One of four teachers accused of bullying their colleagues at a western Japan elementary school also encouraged pupils to defy authority and create chaos in class, the principal of the school said Wednesday, citing one of the bullying victims.
Miki Nio said at a press conference in Kobe, Hyogo Prefecture, that the teacher told children to rebel so as to "ruin class." The teacher denied making the remarks.
A local education board revealed last week that a male teacher in his 20s at Higashisuma Elementary School complained of being bullied by four senior colleagues, claiming they daubed curry on his body and rubbed spicy soup against his eyes.
The three other victims -- a man and two women -- also reported suffering verbal abuse and sexual harassment from the four since last year.
The principal offered a "heartfelt apology" over the failure to recognize the harassment among teachers and pledged not to allow the accused four to teach at the school, but did not mention any other punitive measures.

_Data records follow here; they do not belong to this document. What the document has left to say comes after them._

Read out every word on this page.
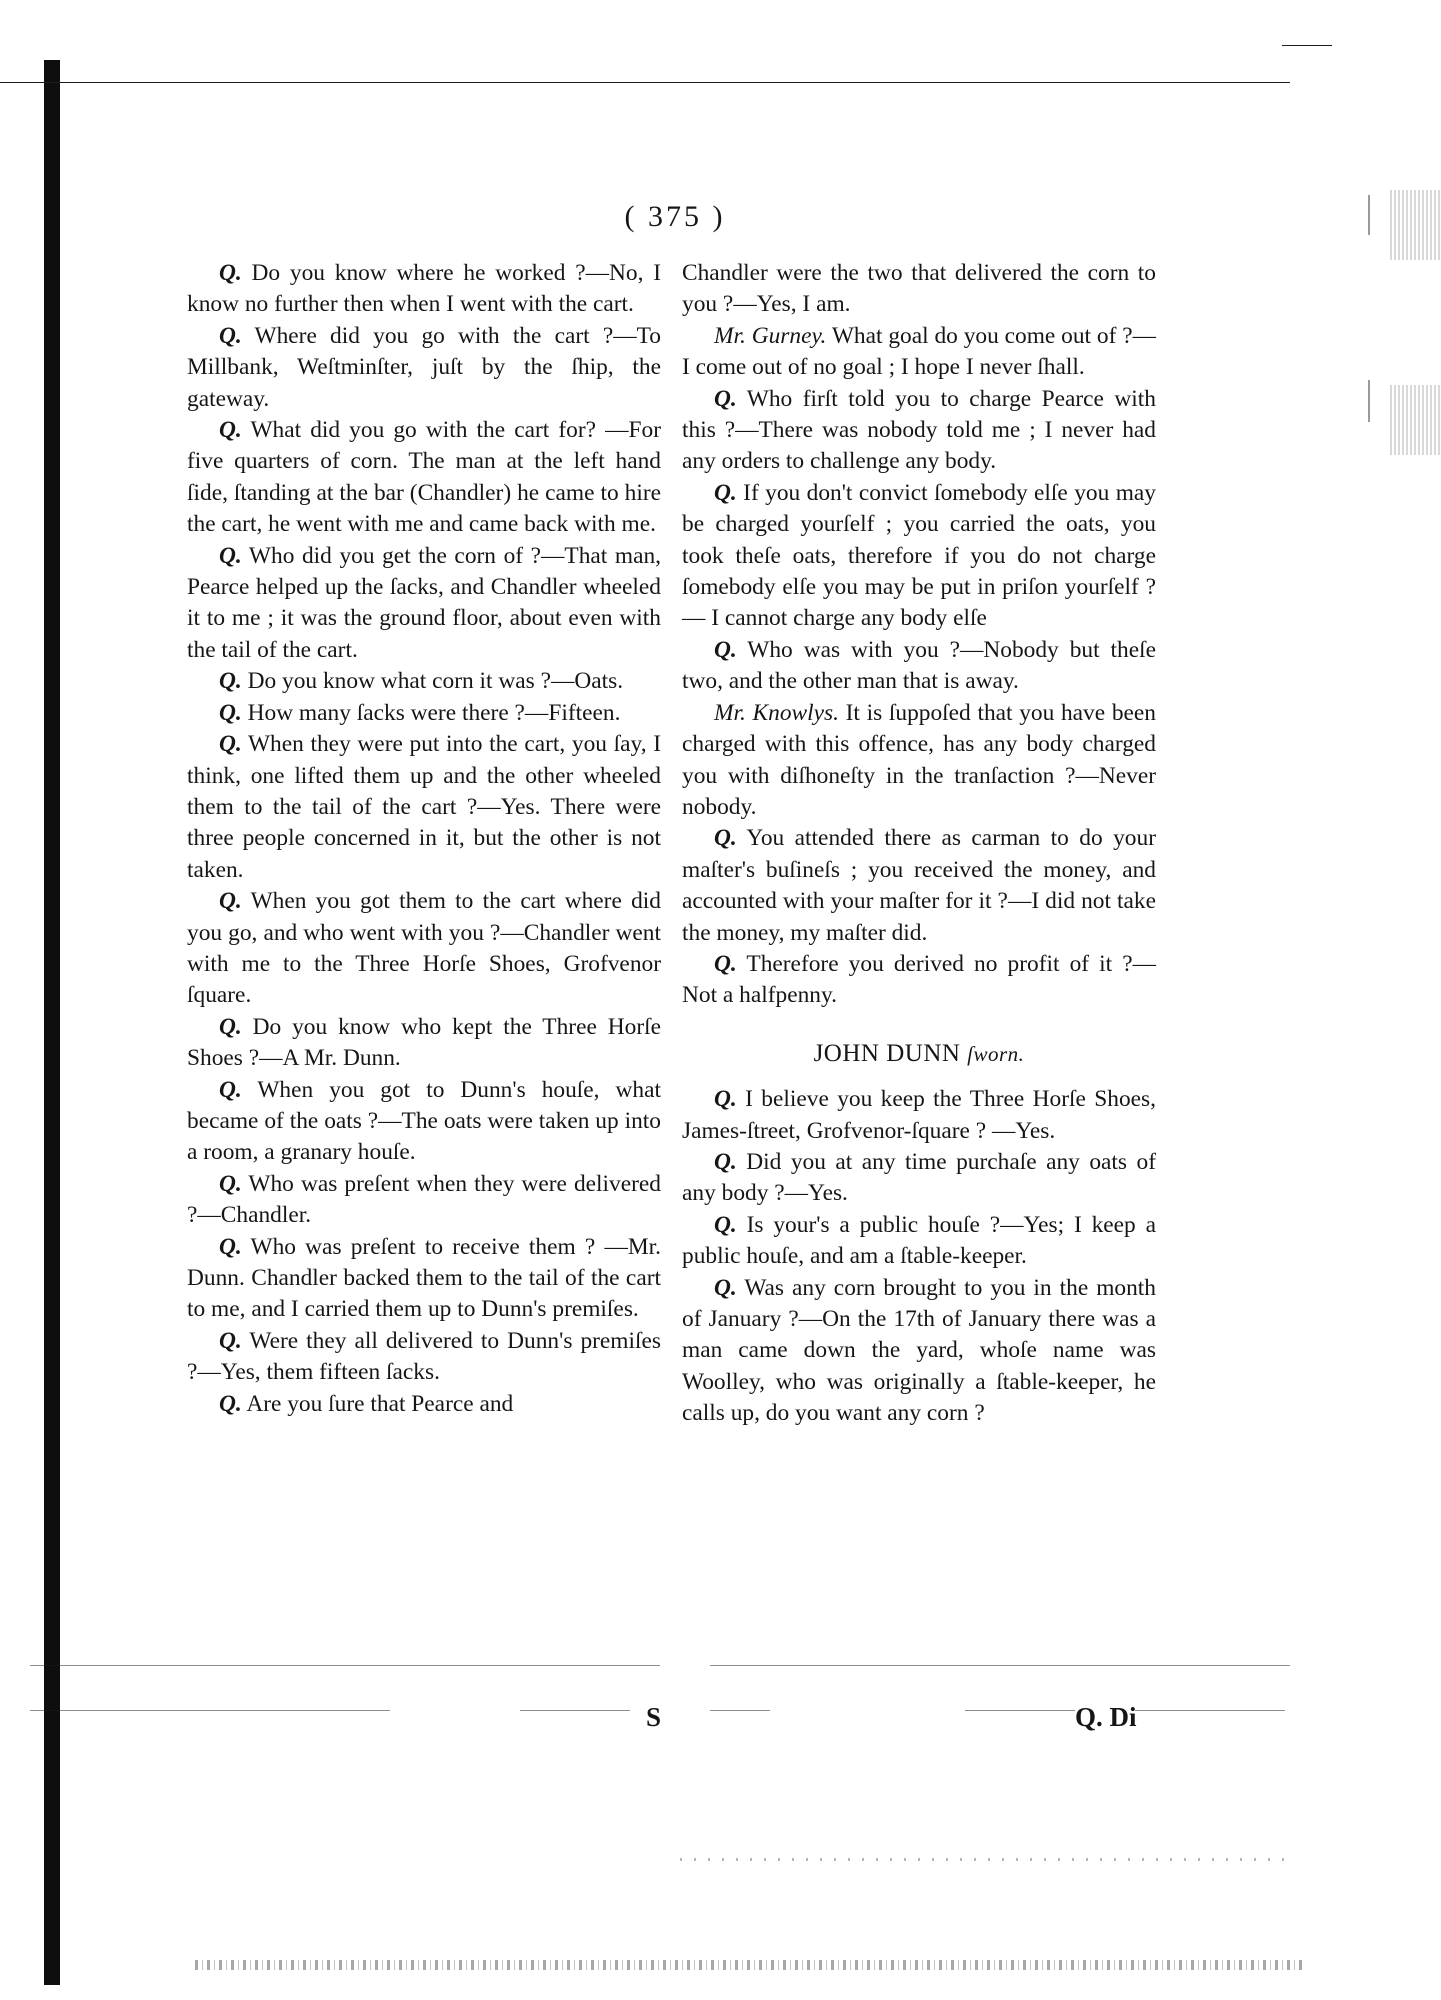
( 375 )

Q. Do you know where he worked ?—No, I know no further then when I went with the cart.

Q. Where did you go with the cart ?—To Millbank, Weſtminſter, juſt by the ſhip, the gateway.

Q. What did you go with the cart for? —For five quarters of corn. The man at the left hand ſide, ſtanding at the bar (Chandler) he came to hire the cart, he went with me and came back with me.

Q. Who did you get the corn of ?—That man, Pearce helped up the ſacks, and Chandler wheeled it to me ; it was the ground floor, about even with the tail of the cart.

Q. Do you know what corn it was ?—Oats.

Q. How many ſacks were there ?—Fifteen.

Q. When they were put into the cart, you ſay, I think, one lifted them up and the other wheeled them to the tail of the cart ?—Yes. There were three people concerned in it, but the other is not taken.

Q. When you got them to the cart where did you go, and who went with you ?—Chandler went with me to the Three Horſe Shoes, Grofvenor ſquare.

Q. Do you know who kept the Three Horſe Shoes ?—A Mr. Dunn.

Q. When you got to Dunn's houſe, what became of the oats ?—The oats were taken up into a room, a granary houſe.

Q. Who was preſent when they were delivered ?—Chandler.

Q. Who was preſent to receive them ? —Mr. Dunn. Chandler backed them to the tail of the cart to me, and I carried them up to Dunn's premiſes.

Q. Were they all delivered to Dunn's premiſes ?—Yes, them fifteen ſacks.

Q. Are you ſure that Pearce and

Chandler were the two that delivered the corn to you ?—Yes, I am.

Mr. Gurney. What goal do you come out of ?—I come out of no goal ; I hope I never ſhall.

Q. Who firſt told you to charge Pearce with this ?—There was nobody told me ; I never had any orders to challenge any body.

Q. If you don't convict ſomebody elſe you may be charged yourſelf ; you carried the oats, you took theſe oats, therefore if you do not charge ſomebody elſe you may be put in priſon yourſelf ?— I cannot charge any body elſe

Q. Who was with you ?—Nobody but theſe two, and the other man that is away.

Mr. Knowlys. It is ſuppoſed that you have been charged with this offence, has any body charged you with diſhoneſty in the tranſaction ?—Never nobody.

Q. You attended there as carman to do your maſter's buſineſs ; you received the money, and accounted with your maſter for it ?—I did not take the money, my maſter did.

Q. Therefore you derived no profit of it ?—Not a halfpenny.

JOHN DUNN ſworn.

Q. I believe you keep the Three Horſe Shoes, James-ſtreet, Grofvenor-ſquare ? —Yes.

Q. Did you at any time purchaſe any oats of any body ?—Yes.

Q. Is your's a public houſe ?—Yes; I keep a public houſe, and am a ſtable-keeper.

Q. Was any corn brought to you in the month of January ?—On the 17th of January there was a man came down the yard, whoſe name was Woolley, who was originally a ſtable-keeper, he calls up, do you want any corn ?

S	Q. Di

According to Nio, who took on the principal role this spring, the bullying had been mentioned to the previous principal in February. When a teacher expressed concerns about the way colleagues were treating the male teacher, the then-principal approached the target of the bullying, but dropped the matter after he claimed to be all right.
Another teacher reported the bullying to Nio in June. She confirmed that the male teacher had been subjected to abusive behaviors such as being hit on the bottom, but did not take the matter to the education board.
The education board says it became aware of the bullying in September after receiving complaints from family members of the male teacher.
Aside from harassing colleagues, the four teachers -- three men and a woman -- are also suspected of having made abusive remarks to children and using physical violence such as yanking a chair out from under a student to cause a fall.